TR Editors' blog

A Google Phone at Last?

Google employees confirm the company will release its own cell phone in 2010.

Erika Jonietz 12/14/2009

Rumors have persisted over the last year and a half that Google would release its own branded cell phone; the company has repeatedly denied the gossip, emphasizing its concentration on Android as a mobile operating system that it licenses to existing cell-phone makers.

Now the NY Times reports that Google employees have received a Google-designed handset to test. An official Google blog entry, posted Saturday, calls the handset a "mobile lab" that company employees are using "to experiment with new mobile features and capabilities." The company has not commented beyond this post.

The touch-screen smartphone is made by HTC--maker of most commercially available Android handsets--to hardware and software specifications set by Google. Reports claim that the company plans to sell the new phone directly to consumers over the Internet. It apparently works on GSM networks, which would mean AT&T and T-Mobile only in the U.S. That would put Google directly in competition with Apple and its AT&T-only iPhone.

UPDATE: Pictures of the phone have surfaced on various blogs... they match previous descriptions of its looking like the upcoming HTC Passion (rumored to run Android 2.1).
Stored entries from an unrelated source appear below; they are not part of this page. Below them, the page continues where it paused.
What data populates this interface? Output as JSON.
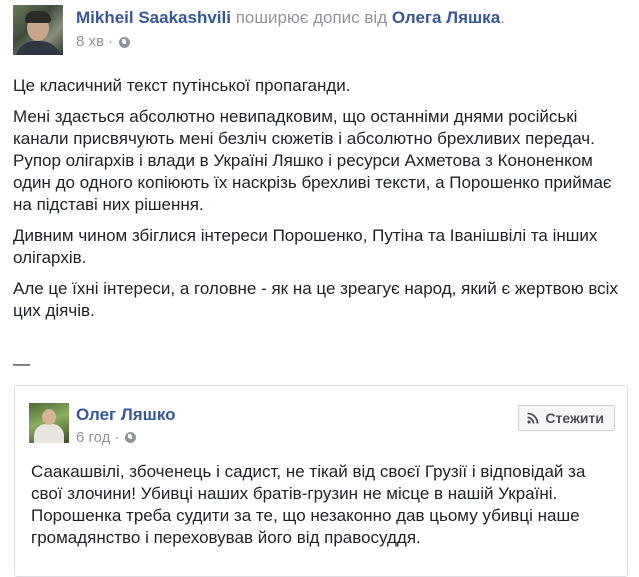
{
  "post": {
    "author": "Mikheil Saakashvili",
    "shares_text": "поширює допис від",
    "shared_from": "Олега Ляшка",
    "period": ".",
    "time": "8 хв",
    "separator": "·",
    "privacy_icon": "globe-icon",
    "paragraphs": [
      "Це класичний текст путінської пропаганди.",
      "Мені здається абсолютно невипадковим, що останніми днями російські канали присвячують мені безліч сюжетів і абсолютно брехливих передач. Рупор олігархів і влади в Україні Ляшко і ресурси Ахметова з Кононенком один до одного копіюють їх наскрізь брехливі тексти, а Порошенко приймає на підставі них рішення.",
      "Дивним чином збіглися інтереси Порошенко, Путіна та Іванішвілі та інших олігархів.",
      "Але це їхні інтереси, а головне - як на це зреагує народ, який є жертвою всіх цих діячів."
    ],
    "dash": "—"
  },
  "shared_post": {
    "author": "Олег Ляшко",
    "time": "6 год",
    "separator": "·",
    "privacy_icon": "globe-icon",
    "follow_icon": "rss-icon",
    "follow_label": "Стежити",
    "text": "Саакашвілі, збоченець і садист, не тікай від своєї Грузії і відповідай за свої злочини! Убивці наших братів-грузин не місце в нашій Україні. Порошенка треба судити за те, що незаконно дав цьому убивці наше громадянство і переховував його від правосуддя."
  }
}
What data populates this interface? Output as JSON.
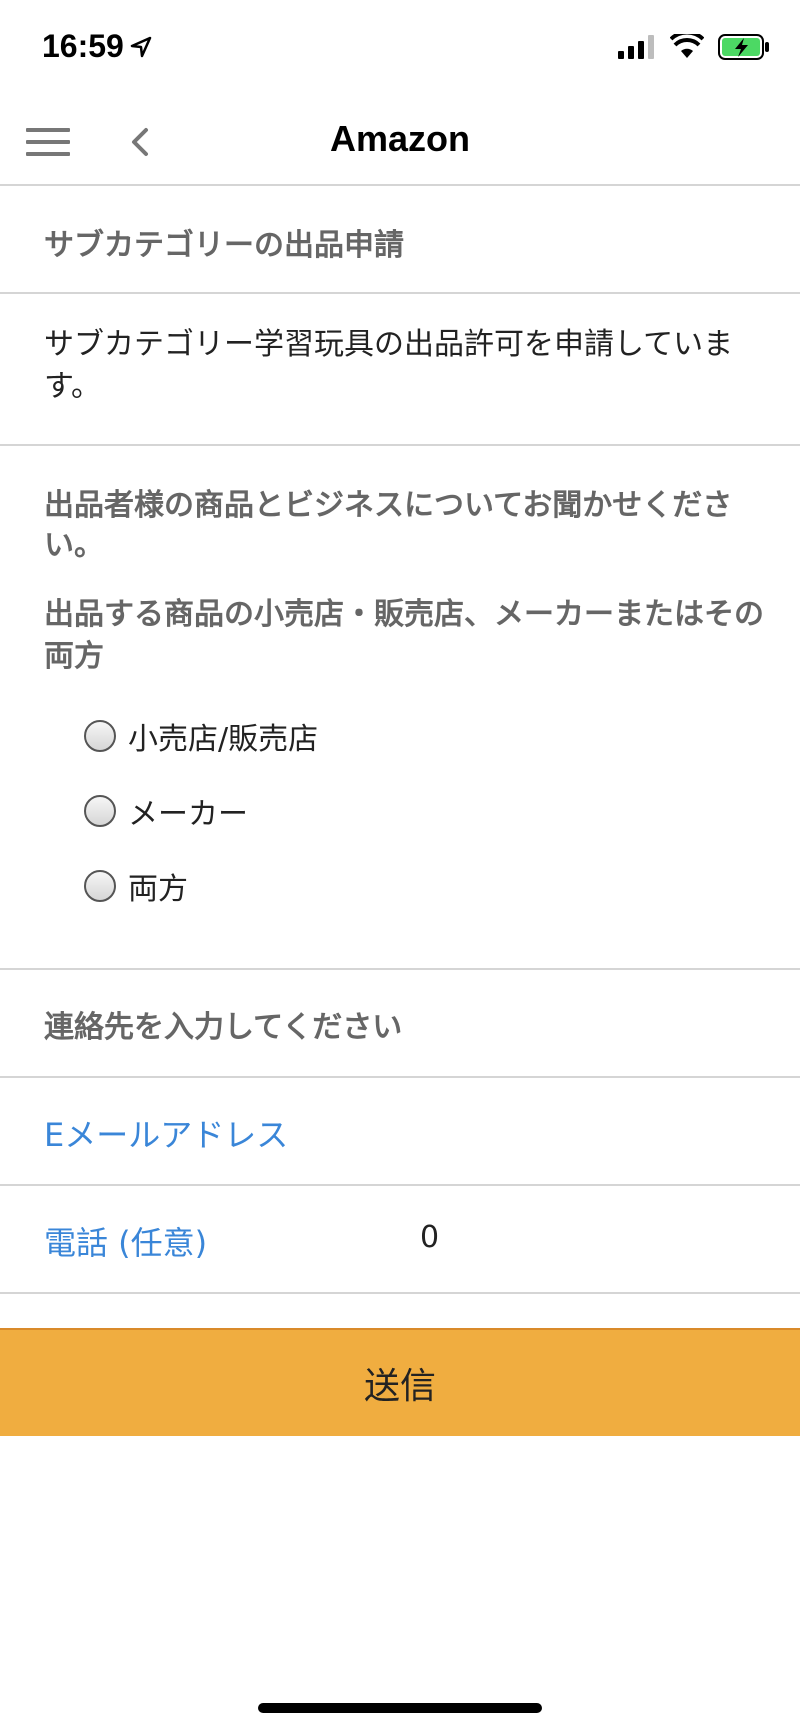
{
  "status_bar": {
    "time": "16:59"
  },
  "nav": {
    "title": "Amazon"
  },
  "page": {
    "section_title": "サブカテゴリーの出品申請",
    "description": "サブカテゴリー学習玩具の出品許可を申請しています。"
  },
  "question": {
    "intro": "出品者様の商品とビジネスについてお聞かせください。",
    "label": "出品する商品の小売店・販売店、メーカーまたはその両方",
    "options": [
      {
        "label": "小売店/販売店",
        "selected": false
      },
      {
        "label": "メーカー",
        "selected": false
      },
      {
        "label": "両方",
        "selected": false
      }
    ]
  },
  "contact": {
    "heading": "連絡先を入力してください",
    "email_label": "Eメールアドレス",
    "email_value": "",
    "phone_label": "電話 (任意)",
    "phone_value": "0"
  },
  "submit_label": "送信",
  "colors": {
    "accent_link": "#3a86d8",
    "submit_bg": "#f0ad40",
    "heading_gray": "#666666",
    "battery_green": "#4cd964"
  }
}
New Android Phone Announced

T-Mobile goes up against the new iPhone with its MyTouch 3G.

Erica Naone 06/22/2009

Today T-Mobile announced the second "Google phone", the MyTouch 3G. Like the G1, it's built on Google's Android operating system--an open-source platform for mobile devices that's intended to allow for extensive customization and application development.

Clearly timed to compete with the new iPhone release, the MyTouch will sell for $199, and boasts a touch screen, applications available through the Android store, and, of course, 3G access. Existing T-Mobile customers will be able to reserve the phone starting July 8.

It'll be interesting to see how the existence of two Android phones affects the market. Some people may have hung back from purchasing the first Android phone, the T-Mobile G1, due to uncertainties about how the platform would evolve.

Google Announces Mobile Plans

There is no Google Phone. But Google is making a move into the mobile market.

Erica Naone 11/05/2007

Amid buzz about a possible Google Phone, today the Internet search giant revealed its plans for a move into the mobile world. (See "Why Did Google Buy Jaiku?") The bad news is that there is no Google Phone, according to Andy Rubin, the company's director of mobile platforms. The company's good news is that Google does have a plan for mobile--and a far-reaching one at that. The company announced that it is launching Android, a platform for mobile devices that includes an operating system, a user interface, and applications. The system is designed to combat the problems that developers face with mobile phones: that every phone is radically different in terms of its specifications, and applications usually have to be redesigned for each individual model of phone. (See "Making Your Phone Smarter.") If phone carriers and manufacturers adopt the Android platform--and Google seems to have already lined up some who say they will, in the form of the Open Handset Alliance--phones could get much more powerful as developers become able to concentrate their resources on building applications rather than on rebuilding them. Google's strategy also seems to involve improving Web services to mobile phones. Rubin's entry on the Google blog gives the impression that Android is only a small part of the company's strategy in that arena.